The station building was damaged by fire on 30 December 1937 and again on 12 September 1955. The original loading bank was removed in 1964 as being in poor repair and little used, but a new high-level bank was added in 1967 to handle grain traffic. By 1969 Moumahaki was formally recorded as an unattended flag station.
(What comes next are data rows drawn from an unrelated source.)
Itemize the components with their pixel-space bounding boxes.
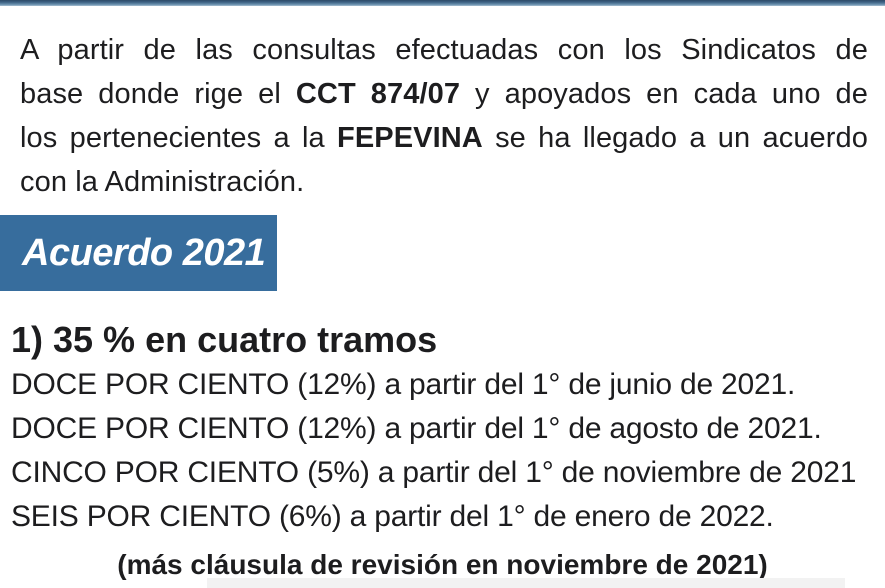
intro-text: los pertenecientes a la	[20, 122, 337, 154]
intro-text: y apoyados en cada uno de	[460, 78, 868, 110]
bottom-cutoff-band	[207, 578, 845, 588]
fepevina-reference: FEPEVINA	[337, 122, 483, 154]
intro-line: base donde rige el CCT 874/07 y apoyados…	[20, 72, 868, 116]
intro-text: con la Administración.	[20, 166, 305, 198]
agreement-item-4: SEIS POR CIENTO (6%) a partir del 1° de …	[11, 500, 774, 533]
intro-text: se ha llegado a un acuerdo	[482, 122, 868, 154]
top-border-line	[0, 0, 885, 6]
agreement-item-3: CINCO POR CIENTO (5%) a partir del 1° de…	[11, 456, 857, 489]
intro-paragraph: A partir de las consultas efectuadas con…	[20, 28, 868, 204]
intro-text: base donde rige el	[20, 78, 296, 110]
agreement-heading: 1) 35 % en cuatro tramos	[11, 319, 438, 360]
intro-line: A partir de las consultas efectuadas con…	[20, 28, 868, 72]
agreement-section: 1) 35 % en cuatro tramos DOCE POR CIENTO…	[11, 316, 885, 539]
agreement-item-1: DOCE POR CIENTO (12%) a partir del 1° de…	[11, 368, 796, 401]
banner-label: Acuerdo 2021	[22, 231, 266, 274]
revision-note: (más cláusula de revisión en noviembre d…	[117, 549, 768, 580]
intro-line: con la Administración.	[20, 160, 868, 204]
cct-reference: CCT 874/07	[295, 78, 461, 110]
intro-line: los pertenecientes a la FEPEVINA se ha l…	[20, 116, 868, 160]
agreement-item-2: DOCE POR CIENTO (12%) a partir del 1° de…	[11, 412, 822, 445]
intro-text: A partir de las consultas efectuadas con…	[20, 34, 868, 66]
acuerdo-2021-banner: Acuerdo 2021	[0, 215, 277, 291]
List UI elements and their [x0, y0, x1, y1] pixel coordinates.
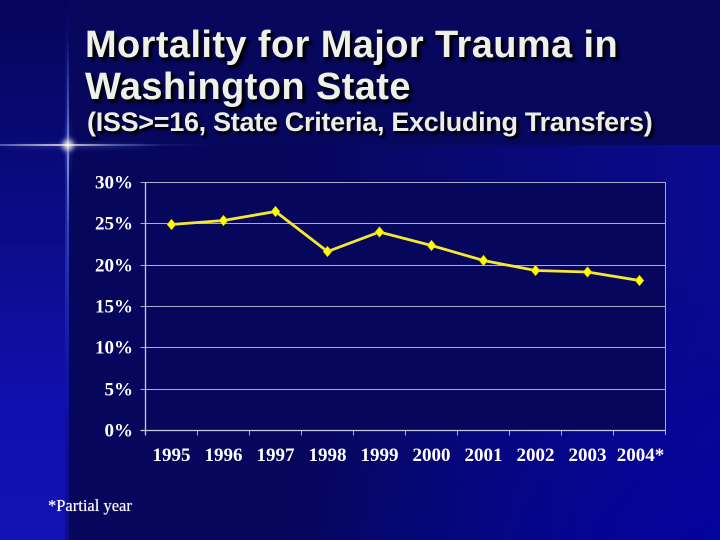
svg-text:1998: 1998	[309, 445, 347, 466]
svg-text:1996: 1996	[205, 445, 243, 466]
svg-text:2001: 2001	[465, 445, 503, 466]
svg-text:30%: 30%	[95, 173, 133, 194]
svg-text:2004*: 2004*	[617, 445, 665, 466]
svg-text:2003: 2003	[569, 445, 607, 466]
svg-text:5%: 5%	[105, 380, 134, 401]
svg-text:1995: 1995	[153, 445, 191, 466]
svg-text:20%: 20%	[95, 256, 133, 277]
svg-text:0%: 0%	[105, 421, 134, 442]
svg-text:25%: 25%	[95, 214, 133, 235]
svg-text:10%: 10%	[95, 338, 133, 359]
svg-text:15%: 15%	[95, 297, 133, 318]
svg-text:1999: 1999	[361, 445, 399, 466]
svg-text:2002: 2002	[517, 445, 555, 466]
svg-text:2000: 2000	[413, 445, 451, 466]
svg-text:1997: 1997	[257, 445, 296, 466]
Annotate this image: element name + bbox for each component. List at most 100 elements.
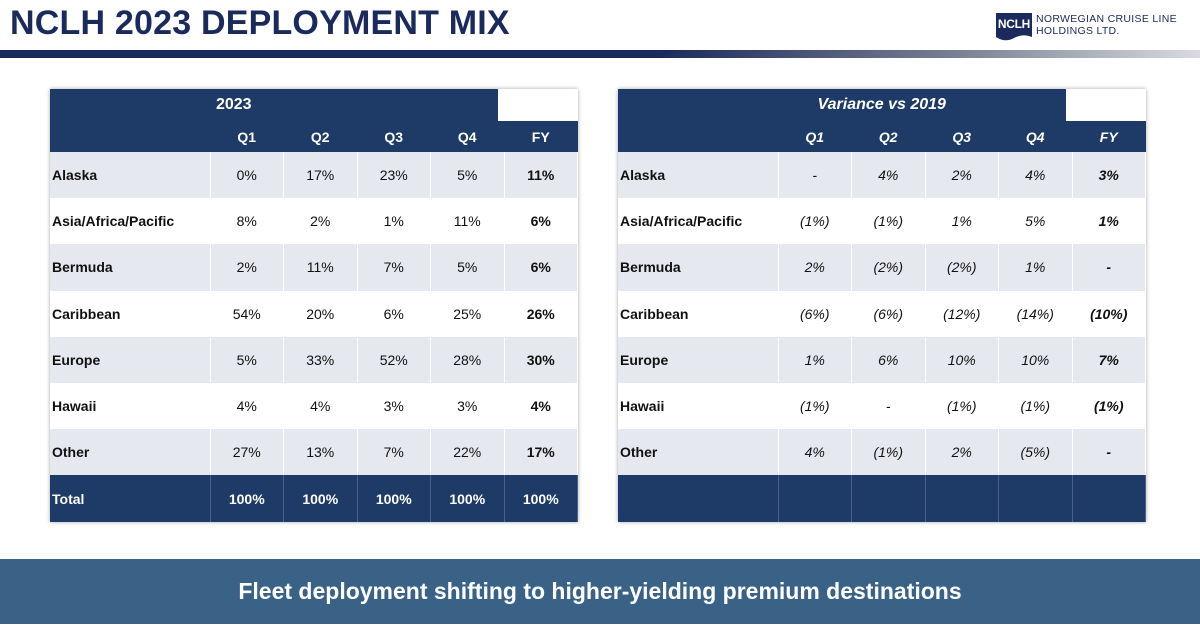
value-cell: 52%	[357, 336, 431, 383]
value-cell: 4%	[283, 382, 358, 430]
column-header: FY	[504, 121, 578, 152]
table-row: Bermuda 2% 11% 7% 5% 6%	[50, 244, 578, 291]
table-row: Hawaii (1%) - (1%) (1%) (1%)	[618, 382, 1146, 430]
value-cell: 4%	[210, 382, 284, 430]
row-label: Bermuda	[618, 244, 779, 291]
total-cell	[851, 475, 926, 522]
column-header: Q4	[998, 121, 1072, 152]
deployment-2023-table: 2023 Q1 Q2 Q3 Q4 FY Alaska 0% 17% 23% 5% 11% A…	[50, 89, 578, 522]
column-header: Q2	[851, 121, 925, 152]
column-header: Q4	[430, 121, 504, 152]
total-cell: 100%	[283, 475, 358, 522]
fy-cell: 6%	[504, 244, 578, 291]
logo-text: NORWEGIAN CRUISE LINE HOLDINGS LTD.	[1036, 13, 1196, 37]
fy-cell: (1%)	[1072, 382, 1146, 430]
total-cell: 100%	[504, 475, 578, 522]
value-cell: 10%	[925, 336, 999, 383]
value-cell: 22%	[430, 429, 505, 476]
total-cell: 100%	[357, 475, 431, 522]
value-cell: 8%	[210, 198, 284, 245]
column-header: Q2	[283, 121, 357, 152]
total-cell: 100%	[210, 475, 284, 522]
value-cell: 1%	[925, 198, 999, 245]
total-cell	[778, 475, 852, 522]
value-cell: 2%	[283, 198, 358, 245]
value-cell: 1%	[998, 244, 1073, 291]
value-cell: (1%)	[925, 382, 999, 430]
table-title: 2023	[130, 89, 498, 121]
value-cell: 7%	[357, 429, 431, 476]
value-cell: (14%)	[998, 290, 1073, 337]
column-header: Q1	[210, 121, 284, 152]
fy-cell: 26%	[504, 290, 578, 337]
value-cell: 33%	[283, 336, 358, 383]
total-label: Total	[50, 475, 211, 522]
value-cell: 10%	[998, 336, 1073, 383]
fy-cell: -	[1072, 244, 1146, 291]
table-row: Asia/Africa/Pacific (1%) (1%) 1% 5% 1%	[618, 198, 1146, 245]
total-row: Total 100% 100% 100% 100% 100%	[50, 475, 578, 522]
value-cell: 0%	[210, 152, 284, 199]
total-cell	[1072, 475, 1146, 522]
value-cell: (1%)	[998, 382, 1073, 430]
value-cell: 20%	[283, 290, 358, 337]
fy-cell: 1%	[1072, 198, 1146, 245]
value-cell: 2%	[925, 152, 999, 199]
table-row: Caribbean (6%) (6%) (12%) (14%) (10%)	[618, 290, 1146, 337]
fy-cell: 11%	[504, 152, 578, 199]
row-label: Bermuda	[50, 244, 211, 291]
row-label: Alaska	[618, 152, 779, 199]
row-label: Hawaii	[618, 382, 779, 430]
value-cell: 4%	[998, 152, 1073, 199]
value-cell: -	[778, 152, 852, 199]
logo-line-2: HOLDINGS LTD.	[1036, 25, 1120, 37]
value-cell: 3%	[430, 382, 505, 430]
column-header: Q3	[357, 121, 431, 152]
total-row	[618, 475, 1146, 522]
table-row: Bermuda 2% (2%) (2%) 1% -	[618, 244, 1146, 291]
value-cell: 17%	[283, 152, 358, 199]
table-row: Asia/Africa/Pacific 8% 2% 1% 11% 6%	[50, 198, 578, 245]
value-cell: 28%	[430, 336, 505, 383]
value-cell: 2%	[210, 244, 284, 291]
column-header: Q1	[778, 121, 852, 152]
fy-cell: 7%	[1072, 336, 1146, 383]
fy-cell: 30%	[504, 336, 578, 383]
value-cell: (2%)	[925, 244, 999, 291]
total-cell	[925, 475, 999, 522]
value-cell: 5%	[998, 198, 1073, 245]
table-row: Europe 1% 6% 10% 10% 7%	[618, 336, 1146, 383]
value-cell: (5%)	[998, 429, 1073, 476]
table-row: Other 27% 13% 7% 22% 17%	[50, 429, 578, 476]
footer-text: Fleet deployment shifting to higher-yiel…	[238, 578, 962, 604]
row-label: Europe	[618, 336, 779, 383]
logo-mark: NCLH	[996, 13, 1032, 35]
fy-cell: 17%	[504, 429, 578, 476]
total-cell	[998, 475, 1073, 522]
table-row: Caribbean 54% 20% 6% 25% 26%	[50, 290, 578, 337]
title-underline	[0, 50, 1200, 58]
value-cell: 5%	[210, 336, 284, 383]
value-cell: 5%	[430, 244, 505, 291]
total-label	[618, 475, 779, 522]
value-cell: 1%	[778, 336, 852, 383]
fy-cell: -	[1072, 429, 1146, 476]
total-cell: 100%	[430, 475, 505, 522]
value-cell: 4%	[851, 152, 926, 199]
value-cell: (12%)	[925, 290, 999, 337]
value-cell: (6%)	[851, 290, 926, 337]
table-title: Variance vs 2019	[698, 89, 1066, 121]
value-cell: 6%	[357, 290, 431, 337]
column-header: FY	[1072, 121, 1146, 152]
row-label: Other	[618, 429, 779, 476]
value-cell: (1%)	[851, 429, 926, 476]
value-cell: (6%)	[778, 290, 852, 337]
value-cell: 11%	[430, 198, 505, 245]
value-cell: 2%	[778, 244, 852, 291]
value-cell: 6%	[851, 336, 926, 383]
table-row: Other 4% (1%) 2% (5%) -	[618, 429, 1146, 476]
column-header-blank	[618, 121, 778, 152]
row-label: Hawaii	[50, 382, 211, 430]
value-cell: 23%	[357, 152, 431, 199]
column-header: Q3	[925, 121, 999, 152]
=== Moumahaki Experimental Farm ===
A private siding served the adjoining Moumahaki Experimental Farm, including its lucerne-drying plant, which converted hay grown on the farm; production continued until the early 1980s, when rising fuel costs made the process uneconomic. While the farm was operating, excursion trains regularly stopped at the station to bring visitors to open days and picnics. In March 1907 a special holiday excursion train ran from Palmerston North to the farm and back; in June 1908 a party of 65 Midhurst-district settlers and their wives, organised through the local Farmers' Union, travelled to the farm by mail train for a tour and luncheon; and in March 1911 employees of the Eastown railway workshops and maintenance department held their annual picnic at the farm, with a special train carrying ten carriages arriving mid-morning to be met by farm transport.

=== Incidents ===
In October 1927 the engine of a mixed train from New Plymouth was derailed at Moumahaki, causing a delay of about three hours; the Railways Department subsequently placed a porter permanently in charge at the station.

The station was the site of two fatal accidents involving men moving between railway vehicles while trains were in motion. On 6 January 1938, railway employee Albert Vinten jumped from the rear platform of a passing carriage onto the station platform; he was struck on the head by the carriage's axle box and thrown across the line, and died in Wanganui Hospital that evening. On 8 May 1941, soldier Private James Walter Strood was struck by the station's tablet exchanger while attempting to climb from a carriage onto the engine of a Wellington–New Plymouth express; he died at Patea Hospital eight days later, on 16 May.

In May 1940, a motor car was struck by a goods train at a level crossing in a cutting near the station, injuring both occupants.

=== Closure ===
Moumahaki closed to passenger traffic on 4 January 1970, thereafter handling wagon-load freight only; the station building and platform were slated for removal. The station building was sold to Joss Smith of Waverley on 4 June 1970 (the same Smith who, as Waverley's last stationmaster, later secured that station's building from removal and helped establish its railway museum). The goods shed and stockyards closed in February 1978, and were sold, along with the 1880-built platform, to F. J. Potts over the following months. High and low-level loading banks remained in use into 1980, but the last public sidings were scheduled for removal in 1985, leaving only a loop and private siding. The station closed to all traffic on 22 September 1986.

Little remains of the station site today. Immediately south of the Lower Okotuku Road junction, the line is now a single track. At the same time, a railway gate (with bent rail supports) remains beside State Highway 3 (recorded on older maps as Weraroa Road), marking the former approach to the station building. The former goods yard now stores gravel and aggregate.